Dev Mode

SRI is intentionally disabled during vite dev. The plugin does nothing during development — no integrity attributes, no import map injection, no runtime patching. This is by design, not a bug.

Why

HMR Bypasses SRI

Hot Module Replacement delivers code updates over a WebSocket connection. Updated modules are inlined into the running page through HMR runtime machinery, not fetched via <script src> or <link href> tags. Those tags are the only mechanism browsers use to enforce integrity checks. HMR updates simply never pass through the integrity gate, making any SRI attributes on the original tags irrelevant the moment an update is applied.

Unstable Module URLs

The dev server rewrites ESM imports and appends timestamps and query parameters to module URLs to break caches during development. The content of a module also changes on every save. An integrity hash computed at startup is stale after the first edit — the hash of the file's bytes no longer matches the bytes the browser receives. Any integrity value would immediately cause a browser rejection on the next file change, making development unusable.

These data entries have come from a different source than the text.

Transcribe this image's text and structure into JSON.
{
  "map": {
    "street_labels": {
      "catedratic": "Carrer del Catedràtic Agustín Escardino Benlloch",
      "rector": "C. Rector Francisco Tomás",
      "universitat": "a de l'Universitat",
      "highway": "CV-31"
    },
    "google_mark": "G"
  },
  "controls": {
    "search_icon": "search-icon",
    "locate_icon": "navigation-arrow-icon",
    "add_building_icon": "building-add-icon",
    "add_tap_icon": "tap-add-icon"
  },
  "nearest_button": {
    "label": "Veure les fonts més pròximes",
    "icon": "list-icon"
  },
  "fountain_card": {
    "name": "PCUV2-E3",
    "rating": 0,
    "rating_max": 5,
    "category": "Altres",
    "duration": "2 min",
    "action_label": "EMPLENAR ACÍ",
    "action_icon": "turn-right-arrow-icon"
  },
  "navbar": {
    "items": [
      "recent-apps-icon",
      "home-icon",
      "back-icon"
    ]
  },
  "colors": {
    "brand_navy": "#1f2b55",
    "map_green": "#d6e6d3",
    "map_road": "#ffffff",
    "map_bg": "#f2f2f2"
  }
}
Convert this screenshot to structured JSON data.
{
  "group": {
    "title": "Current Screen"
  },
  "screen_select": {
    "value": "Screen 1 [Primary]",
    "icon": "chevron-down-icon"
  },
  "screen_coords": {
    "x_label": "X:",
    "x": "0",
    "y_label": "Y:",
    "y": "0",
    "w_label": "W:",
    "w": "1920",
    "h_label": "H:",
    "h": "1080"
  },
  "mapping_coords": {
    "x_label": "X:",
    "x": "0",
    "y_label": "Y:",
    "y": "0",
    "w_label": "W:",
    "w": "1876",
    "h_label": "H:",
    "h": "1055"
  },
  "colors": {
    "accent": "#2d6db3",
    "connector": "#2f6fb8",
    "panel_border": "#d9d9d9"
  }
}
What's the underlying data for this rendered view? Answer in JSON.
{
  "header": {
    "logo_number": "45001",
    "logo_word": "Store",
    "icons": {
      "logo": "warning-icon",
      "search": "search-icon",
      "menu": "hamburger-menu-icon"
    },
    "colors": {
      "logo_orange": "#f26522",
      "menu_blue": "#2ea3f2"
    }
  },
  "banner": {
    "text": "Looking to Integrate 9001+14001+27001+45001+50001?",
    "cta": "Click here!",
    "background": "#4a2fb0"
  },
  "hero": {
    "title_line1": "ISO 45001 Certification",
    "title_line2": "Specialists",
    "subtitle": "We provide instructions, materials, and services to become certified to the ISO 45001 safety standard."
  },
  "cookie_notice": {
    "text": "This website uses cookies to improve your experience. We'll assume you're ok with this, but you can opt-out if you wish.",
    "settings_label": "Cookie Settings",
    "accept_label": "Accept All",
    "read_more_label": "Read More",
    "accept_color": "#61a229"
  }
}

The Dev Module Graph Can't Be Pre-Hashed

Browsers do not enforce SRI on modules imported by a script that carries an integrity attribute. Only the tagged resource itself is verified. In a module graph, that means every import and import() inside the verified script — and everything those modules import — would need their own integrity attributes to be checked. The dev server serves dozens or hundreds of individual module files, and there is no practical way to pre-compute and maintain accurate hashes across the entire live-reloading graph.

Partial Coverage Misleads

Adding integrity to only the top-level entry script while the rest of the module graph and all HMR updates remain unverified creates a false impression of security. An attacker who can tamper with a transitive dependency or inject a payload via HMR channels is not blocked by an integrity check on the entry tag. Incomplete coverage is worse than no coverage because it implies protection that isn't there.

When SRI Actually Protects You

Build outputs are content-addressed and stable: Vite hashes filenames by content, assets don't change after the build, and the complete module graph is known. That's the environment where SRI gives you real protection — every hash is accurate, every module is covered, and browsers can reliably validate each fetch.

Run vite build to produce integrity-annotated output. See How the Plugin Works for a walkthrough of what the plugin does at build time.